Se a sua fisionomia é sanjoanina, o seu discipulado, o seu ser discípula, não o é menos. Basta recordar alguns extremos. Celina diz no Processo ordinário: «A serva de Deus nunca teve propriamente falando um director espiritual». Perante esta afirmação perguntavam-lhe os do tribunal: “abstinha-se a Serva de Deus intencionadamente de consultar os directores espirituais?” E Celina responde: ‘Não, sempre que vinham ao Carmelo pregadores de retiros ou confessores extraordinários, solicitava longamente os seus conselhos; mas Nosso Senhor permitiu que só raras vezes encontrasse neles as luzes que buscava». Para ela, sem dúvida, dos principais directores ou ajudantes do grande Director que tinha em Cristo foi para Teresa João da Cruz com as suas obras e por meio da empatia que reinava entre ela e frei João.

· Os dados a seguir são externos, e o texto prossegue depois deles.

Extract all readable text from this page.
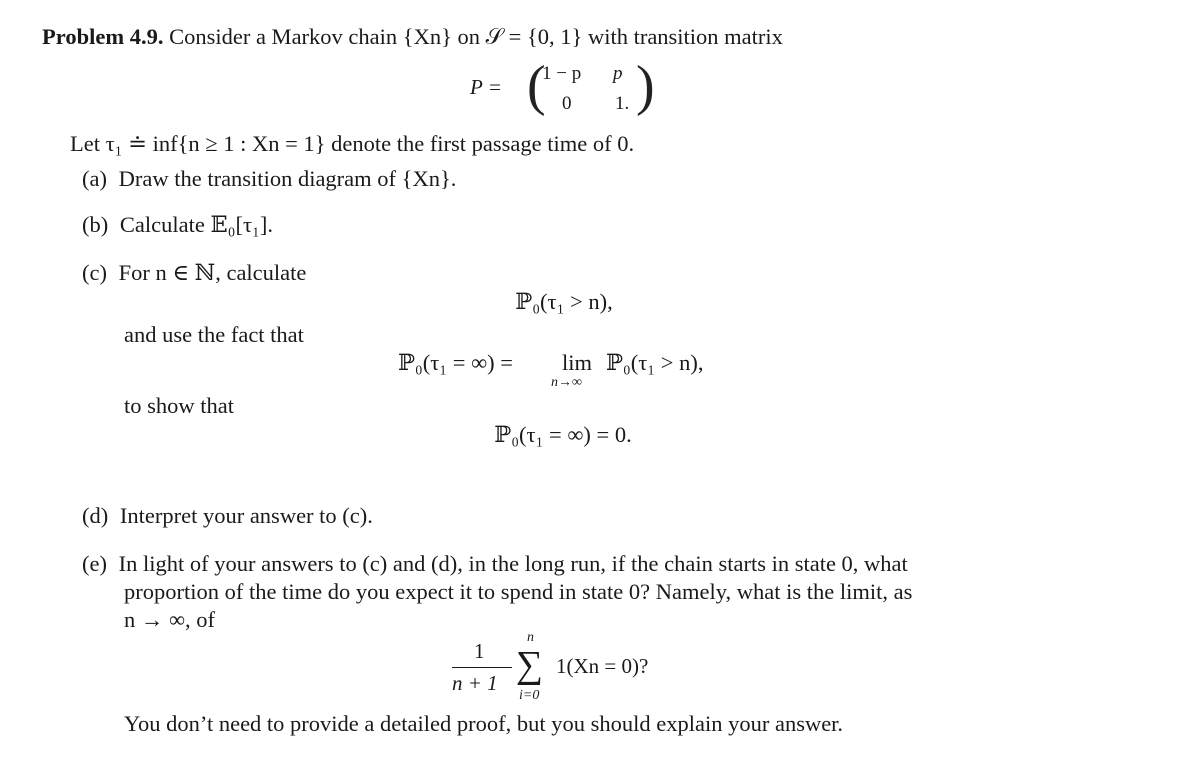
Problem 4.9. Consider a Markov chain {Xn} on 𝒮 = {0, 1} with transition matrix
P = (
1 − p p
0 1. )
Let τ₁ ≐ inf{n ≥ 1 : Xn = 1} denote the first passage time of 0.
(a) Draw the transition diagram of {Xn}.
(b) Calculate 𝔼₀[τ₁].
(c) For n ∈ ℕ, calculate
ℙ₀(τ₁ > n),
and use the fact that
ℙ₀(τ₁ = ∞) = lim
n→∞
ℙ₀(τ₁ > n),
to show that
ℙ₀(τ₁ = ∞) = 0.
(d) Interpret your answer to (c).
(e) In light of your answers to (c) and (d), in the long run, if the chain starts in state 0, what
proportion of the time do you expect it to spend in state 0? Namely, what is the limit, as
n → ∞, of
1
n + 1
n
∑
i=0
1(Xn = 0)?
You don’t need to provide a detailed proof, but you should explain your answer.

É evidente que Teresa não se contenta com a citação erudita de João da Cruz, mas as suas palavras servem-lhe de veículo para nos transmitir as suas vivências espirituais. É uma boa leitora de João da Cruz que assim e deste modo faz a sua releitura e aplica a si mesma aquela doutrina.

Nas categorias de santos que estabelece nas primeiras páginas da História de uma alma aparece a dos «santos doutores, que iluminaram a Igreja com a luz da sua doutrina». Para ela a luz da doutrina de frei João da Cruz foi cem por cento enriquecedora.

  1. Final:

Teresa de Lisieux, consanguínea espiritual de João da Cruz, com a mesma vocação no Carmelo, é um dos melhores expoentes da sobrevivência do doutor místico na Igreja. E ao ser ela mesma declarada Doutora da Igreja relançava novamente o doutoramento de João da Cruz, dada a influência do Santo na sua alma, na sua mente, na eminência da sua doutrina.

*José Vicente Rodrigues. 100 Fichas sobre S. João da Cruz. Edições Carmelo, Avessadas. Pp. 117 -122.